In any case, I’d like some opinions/ideas on wood selection and design. My wife is from Wisconsin, so I’d like to use woods (mostly at least) that can be found up here. Furthermore, there is a guy I’ve found in Milwaukee that has a contract or agreement with local municipalities that when they take a tree down, they bring it to him to cut into lumber instead of sending it to the landfill. I’m not particularly “green” usually, but I really kinda like his idea on using good wood that would otherwise go to waste.

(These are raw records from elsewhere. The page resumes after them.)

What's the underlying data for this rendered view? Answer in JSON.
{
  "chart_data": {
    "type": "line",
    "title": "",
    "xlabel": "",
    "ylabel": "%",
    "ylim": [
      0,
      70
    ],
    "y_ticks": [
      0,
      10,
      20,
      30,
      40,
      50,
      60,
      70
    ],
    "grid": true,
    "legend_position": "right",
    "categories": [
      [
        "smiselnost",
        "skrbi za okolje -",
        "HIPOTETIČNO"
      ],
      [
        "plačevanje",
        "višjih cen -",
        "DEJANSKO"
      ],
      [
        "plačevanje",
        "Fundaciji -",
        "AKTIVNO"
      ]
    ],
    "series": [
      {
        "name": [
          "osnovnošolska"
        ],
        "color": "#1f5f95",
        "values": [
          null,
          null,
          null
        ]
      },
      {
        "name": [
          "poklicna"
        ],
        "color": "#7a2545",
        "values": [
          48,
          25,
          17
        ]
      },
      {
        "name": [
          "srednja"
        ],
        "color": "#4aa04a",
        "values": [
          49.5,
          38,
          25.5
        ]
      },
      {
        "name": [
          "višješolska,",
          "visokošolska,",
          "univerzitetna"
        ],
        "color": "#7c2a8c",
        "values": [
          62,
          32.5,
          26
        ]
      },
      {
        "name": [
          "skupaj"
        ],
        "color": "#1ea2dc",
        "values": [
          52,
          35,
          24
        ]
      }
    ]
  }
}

Most of all, I want this to be a head-turner. I want it to be absolutely unique. I’ve seen some gorgeous maple or walnut chairs, but most don’t seem to really pop out at me. I’ve thought about some contrasting woods such as black walnut/hard maple or black walnut/hickory. Her parents have a lot of maple trees on their property, and while I wouldn’t be using any of them, it would be fairly sentimental to use said wood. I’m also a huge fan of spalted maple, and thought the combination of spalted maple and walnut may look very rustic and unique. Another idea was to use hickory. We had a hickory tree fall on her parents land I when I cut it up for firewood (too messed up for lumber) it appears to be spalted. I don’t know how common this is, but I really do like to color of hickory. Even if it isn’t spalted my in-;aws kitchen has “low-grade” hickory cabinets, and my wife really likes the character the color bands and black stains is has. I’m not too afraid of the hardness of hickory, I just know it will require a bit more work.
That’s as far as my idea has gone at this point. Does anyone have ideas on how to plan where each wood would go? Anything that may help this scream unique? Do a layup of alternating light/dark then cut the backs slats from this? Solid headrest or light with dark stripes? opposite? matching seat also, but what “style”? Any other wood additions or combinations? If you were to make one, what would you do? I’ve looked at countless pictures, but I’d like to hear thoughts behind the images.